Search code examples
linuxepollunix-socket

edge triggered epoll for unix domain socket


I hit strange issue when epoll_wait is blocking for EPOLLOUT event on unix domain socket in edge triggered mode.

Some details: I use boost ASIO for IPC between two processes with file descriptors passing.

Here are some strace logs:

25097 16:59:04.273555 epoll_ctl(4, EPOLL_CTL_MOD, 37, {EPOLLIN|EPOLLPRI|EPOLLOUT|EPOLLERR|EPOLLHUP|EPOLLET, {u32=40872176, u64=40872176}}) = 0
25097 16:59:04.273588 epoll_wait(4, {{EPOLLOUT, {u32=40872176, u64=40872176}}}, 128, -1) = 1
25097 16:59:04.273617 sendmsg(37, {msg_name(0)=NULL, msg_iov(1)=[{data skipped, 247}], msg_controllen=24, {cmsg_len=24, cmsg_level=SOL_SOCKET, cmsg_type=SCM_RIGHTS, {34, 49}}, msg_flags=0}, MSG_NOSIGNAL) = 247
25097 16:59:04.273671 epoll_ctl(4, EPOLL_CTL_DEL, 34, {0, {u32=0, u64=0}}) = 0
25097 16:59:04.273715 close(34)         = 0
25097 16:59:04.273752 close(49)         = 0
25097 16:59:04.273801 epoll_wait(4, {{EPOLLOUT, {u32=40872176, u64=40872176}}}, 128, -1) = 1
25097 16:59:04.273848 epoll_wait(4,  <unfinished ...>

And I'm blocked in last epoll_wait call.

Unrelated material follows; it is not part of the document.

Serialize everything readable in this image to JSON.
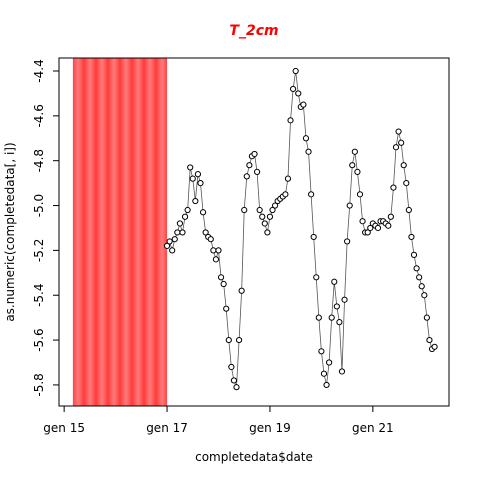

My understanding is that as I'm using edge triggered mode (EPOLLET), then I'm for sure can block if fd is already ready for write operations.

The question is: how to debug if unix domain socket is ready for write operations? /proc/net/unix shows nothing interesting.


Solution

  • My understanding is that as I'm using edge triggered mode (EPOLLET), then I'm for sure can block if fd is already ready for write operations.

    I agree.

    The question is: how to debug if unix domain socket is ready for write operations?

    If you have a kernel file with debugging symbols, you could do

    gdb vmlinux /proc/kcore
    

    and with the struct sock address from the Num column of /proc/net/unix

    p ((struct sock *)0xaddress)->sk_wmem_alloc

    - inspect the committed transmit queue bytes and other structure elements to see if the socket's send buffer has space left.

    But actually you needn't do that because the strace output already shows in the next-to-last line the EPOLLOUT event, and between that and the epoll_wait in the last line there's no system call which could change the situation, i. e. no signal edge. I think it's unwise to wait edge-triggered here.